Prior to preparing a dissertation proposal, each student who has not completed a master’s thesis (or otherwise independently published) must replicate the empirical work of a published paper from a major transportation journal, chosen by the student and approved by the advisor. This replication may involve the collection of new data, the use of better statistical techniques, additional simulations, or the identification and correction of theoretical errors. Through the replication project, students gain direct experience in reducing a general problem to a manageable research project, in using data, and in carrying out a research project.

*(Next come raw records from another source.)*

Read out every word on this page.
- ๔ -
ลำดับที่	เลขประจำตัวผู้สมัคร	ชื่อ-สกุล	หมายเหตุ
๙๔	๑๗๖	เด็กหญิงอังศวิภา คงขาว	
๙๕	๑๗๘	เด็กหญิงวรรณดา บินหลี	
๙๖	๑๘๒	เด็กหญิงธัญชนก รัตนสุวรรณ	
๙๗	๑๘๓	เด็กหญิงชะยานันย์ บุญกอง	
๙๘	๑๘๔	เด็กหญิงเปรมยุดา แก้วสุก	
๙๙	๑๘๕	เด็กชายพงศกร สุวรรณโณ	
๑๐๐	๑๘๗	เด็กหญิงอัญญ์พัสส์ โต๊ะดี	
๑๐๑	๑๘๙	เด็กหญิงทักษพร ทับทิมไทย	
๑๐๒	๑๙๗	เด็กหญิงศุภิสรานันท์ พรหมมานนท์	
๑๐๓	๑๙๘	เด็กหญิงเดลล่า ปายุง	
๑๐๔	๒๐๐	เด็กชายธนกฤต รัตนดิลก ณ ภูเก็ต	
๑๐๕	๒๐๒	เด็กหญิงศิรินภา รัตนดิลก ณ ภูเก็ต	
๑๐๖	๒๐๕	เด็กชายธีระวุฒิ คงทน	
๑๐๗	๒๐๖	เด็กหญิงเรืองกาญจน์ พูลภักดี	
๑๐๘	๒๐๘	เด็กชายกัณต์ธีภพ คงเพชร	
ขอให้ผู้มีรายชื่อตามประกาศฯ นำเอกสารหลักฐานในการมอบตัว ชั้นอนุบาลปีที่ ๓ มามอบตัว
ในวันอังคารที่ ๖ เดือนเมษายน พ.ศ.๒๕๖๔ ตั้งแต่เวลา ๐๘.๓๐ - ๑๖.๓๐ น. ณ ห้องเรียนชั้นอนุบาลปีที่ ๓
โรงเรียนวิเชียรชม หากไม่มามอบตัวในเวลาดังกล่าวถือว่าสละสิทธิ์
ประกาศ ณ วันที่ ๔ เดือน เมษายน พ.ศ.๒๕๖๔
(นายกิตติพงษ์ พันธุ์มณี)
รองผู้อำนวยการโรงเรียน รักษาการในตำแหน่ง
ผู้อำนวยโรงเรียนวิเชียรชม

A replication project involves choosing an empirical paper, obtaining the data necessary to replicate the project and then replicating the project and describing the replication an any related extensions in a research paper. Such projects are most common in economics, but could also be done based on any of the four transportation science research areas.

Dissertation Proposal

Dissertation proposals differ across areas but a typical proposal would be 15-30 pages long and would include an introduction, a review of related literature, a plan for the dissertation research and an indication of the sorts of products that will emerge from the project (publishable papers, case studies, software, technologies, etc.). The proposal is not a binding contract, because research evolves, but it should provide the committee with sufficient information to judge the likelihood that the project will be sufficient to meet the requirements for a Ph.D.

Qualifying Examination

The qualifying exam must include five faculty members of which at least three members must be selected from the Transportation Science core faculty, and at least one of whom must be outside of that group. The qualifying exam is primarily an oral presentation of the dissertation proposal but might also include a discussion of other major research efforts conducted by the candidate and can involve questions from courses taken at UCI, or general transportation related questions.

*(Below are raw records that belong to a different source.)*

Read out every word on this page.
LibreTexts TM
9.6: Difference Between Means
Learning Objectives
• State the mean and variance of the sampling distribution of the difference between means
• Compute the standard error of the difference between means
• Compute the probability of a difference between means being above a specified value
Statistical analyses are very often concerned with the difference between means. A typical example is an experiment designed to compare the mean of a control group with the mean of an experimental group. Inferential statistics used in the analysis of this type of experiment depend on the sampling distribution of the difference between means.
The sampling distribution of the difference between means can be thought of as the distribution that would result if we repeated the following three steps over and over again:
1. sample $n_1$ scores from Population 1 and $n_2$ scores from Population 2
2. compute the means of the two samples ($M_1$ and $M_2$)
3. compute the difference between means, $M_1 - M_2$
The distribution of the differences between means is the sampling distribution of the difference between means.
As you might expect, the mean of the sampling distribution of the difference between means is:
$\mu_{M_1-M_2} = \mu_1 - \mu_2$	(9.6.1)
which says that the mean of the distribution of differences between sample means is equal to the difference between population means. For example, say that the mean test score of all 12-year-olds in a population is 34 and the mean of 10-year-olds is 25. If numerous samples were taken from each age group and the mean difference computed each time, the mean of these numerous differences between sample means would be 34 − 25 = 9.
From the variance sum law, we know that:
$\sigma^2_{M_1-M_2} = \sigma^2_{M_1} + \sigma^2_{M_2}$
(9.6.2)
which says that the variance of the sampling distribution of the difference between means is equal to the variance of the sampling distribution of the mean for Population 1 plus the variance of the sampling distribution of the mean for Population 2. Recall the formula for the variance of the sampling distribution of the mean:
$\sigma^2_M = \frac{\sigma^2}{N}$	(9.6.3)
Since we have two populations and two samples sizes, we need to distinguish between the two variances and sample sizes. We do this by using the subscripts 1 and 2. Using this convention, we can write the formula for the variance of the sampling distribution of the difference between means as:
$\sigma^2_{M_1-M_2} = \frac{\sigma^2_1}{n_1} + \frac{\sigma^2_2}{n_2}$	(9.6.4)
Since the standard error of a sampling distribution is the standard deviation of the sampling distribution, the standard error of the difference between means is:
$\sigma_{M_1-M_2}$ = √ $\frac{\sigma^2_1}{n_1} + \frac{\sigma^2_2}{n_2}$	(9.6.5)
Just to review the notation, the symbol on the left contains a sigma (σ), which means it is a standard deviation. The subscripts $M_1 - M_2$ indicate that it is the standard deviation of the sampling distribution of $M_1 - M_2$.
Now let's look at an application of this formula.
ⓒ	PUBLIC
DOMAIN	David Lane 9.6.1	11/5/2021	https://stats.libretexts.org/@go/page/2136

Upon completion of the coursework and the publication or replication paper requirement, each student must develop a dissertation proposal defining the research problem, related literature, research methods, and data resources. The Ph.D. qualifying examination consists of an oral defense of that proposal before a candidacy committee chosen according to normal campus regulations, upon the recommendation of the Graduate Director. Typically, this is a committee of at least three members of the Transportation Science faculty and at least one faculty member who is not associated with Transportation Science.

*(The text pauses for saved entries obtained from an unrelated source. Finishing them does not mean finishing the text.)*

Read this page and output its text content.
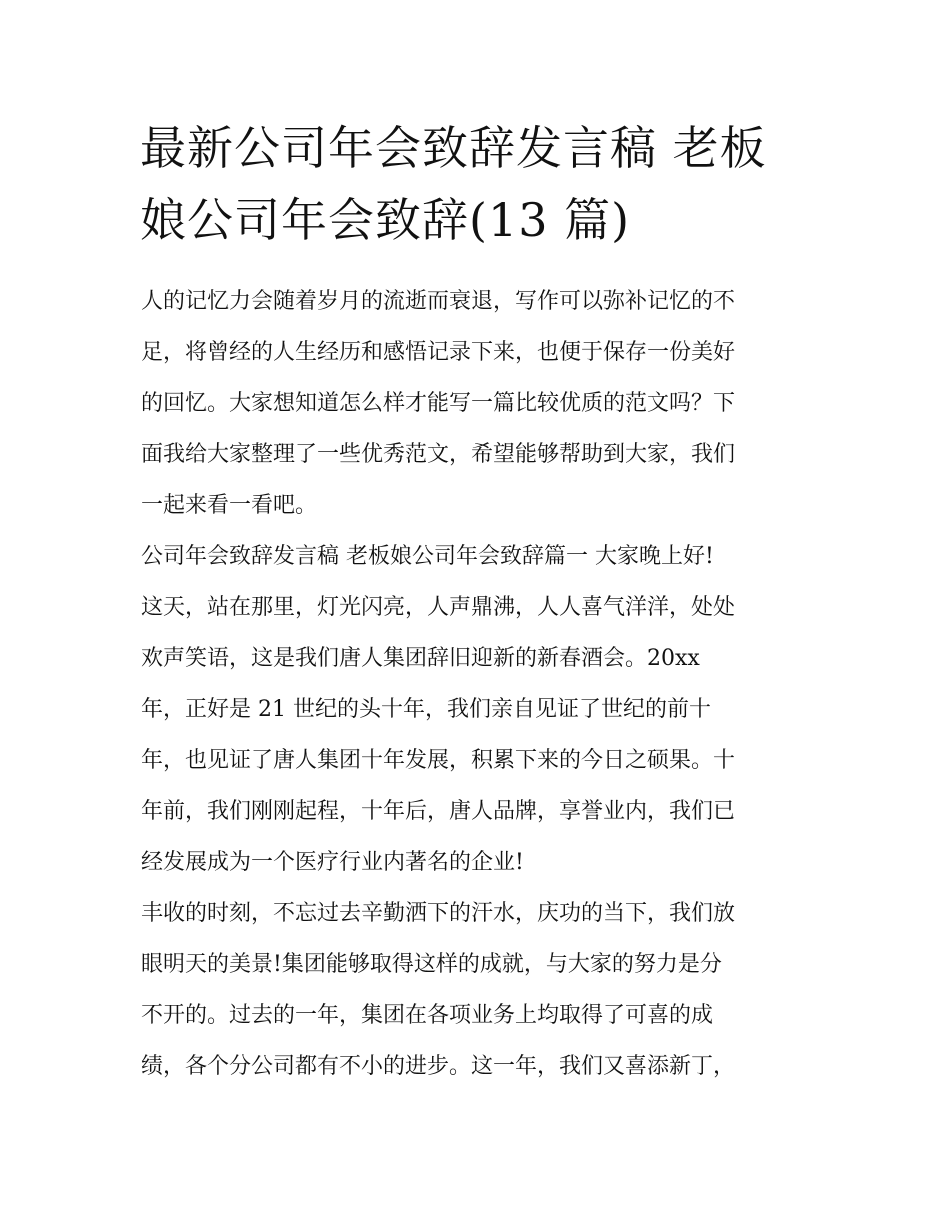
最新公司年会致辞发言稿 老板
娘公司年会致辞(13 篇)
人的记忆力会随着岁月的流逝而衰退，写作可以弥补记忆的不
足，将曾经的人生经历和感悟记录下来，也便于保存一份美好
的回忆。大家想知道怎么样才能写一篇比较优质的范文吗？下
面我给大家整理了一些优秀范文，希望能够帮助到大家，我们
一起来看一看吧。
公司年会致辞发言稿 老板娘公司年会致辞篇一 大家晚上好!
这天，站在那里，灯光闪亮，人声鼎沸，人人喜气洋洋，处处
欢声笑语，这是我们唐人集团辞旧迎新的新春酒会。20xx
年，正好是 21 世纪的头十年，我们亲自见证了世纪的前十
年，也见证了唐人集团十年发展，积累下来的今日之硕果。十
年前，我们刚刚起程，十年后，唐人品牌，享誉业内，我们已
经发展成为一个医疗行业内著名的企业!
丰收的时刻，不忘过去辛勤洒下的汗水，庆功的当下，我们放
眼明天的美景!集团能够取得这样的成就，与大家的努力是分
不开的。过去的一年，集团在各项业务上均取得了可喜的成
绩，各个分公司都有不小的进步。这一年，我们又喜添新丁，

UCI is a major research university and has an excellent library collection, as well as special interlibrary loan arrangements with other University of California libraries including the Transportation Library at Berkeley. Research is coordinated with the Irvine branch of the Institute of Transportation Studies (ITS). Approximately 30 to 40 graduate students are employed as research assistants each year in ITS. Research covers a broad spectrum of transportation issues. Current funded research projects focus upon intelligent transportation systems (ITS), particularly advanced transportation management systems; planning and analysis of transportation systems; transportation systems operation and control; transportation engineering; transportation safety; road and congestion pricing; environmental and energy issues and demand for alternative fuel vehicles; public transit operations, transportation-land use interactions, demand for autos, and travel demand.

ITS is part of the University of California Transportation Center, one of ten federally designated centers of excellence for transportation research. The transportation research program at UCI is also supported by the Advanced Transportation Management Systems (ATMS) Laboratories. The Institute maintains a regular publications series documenting research conducted within its programs and is the editorial headquarters of the Journal of Regional Science.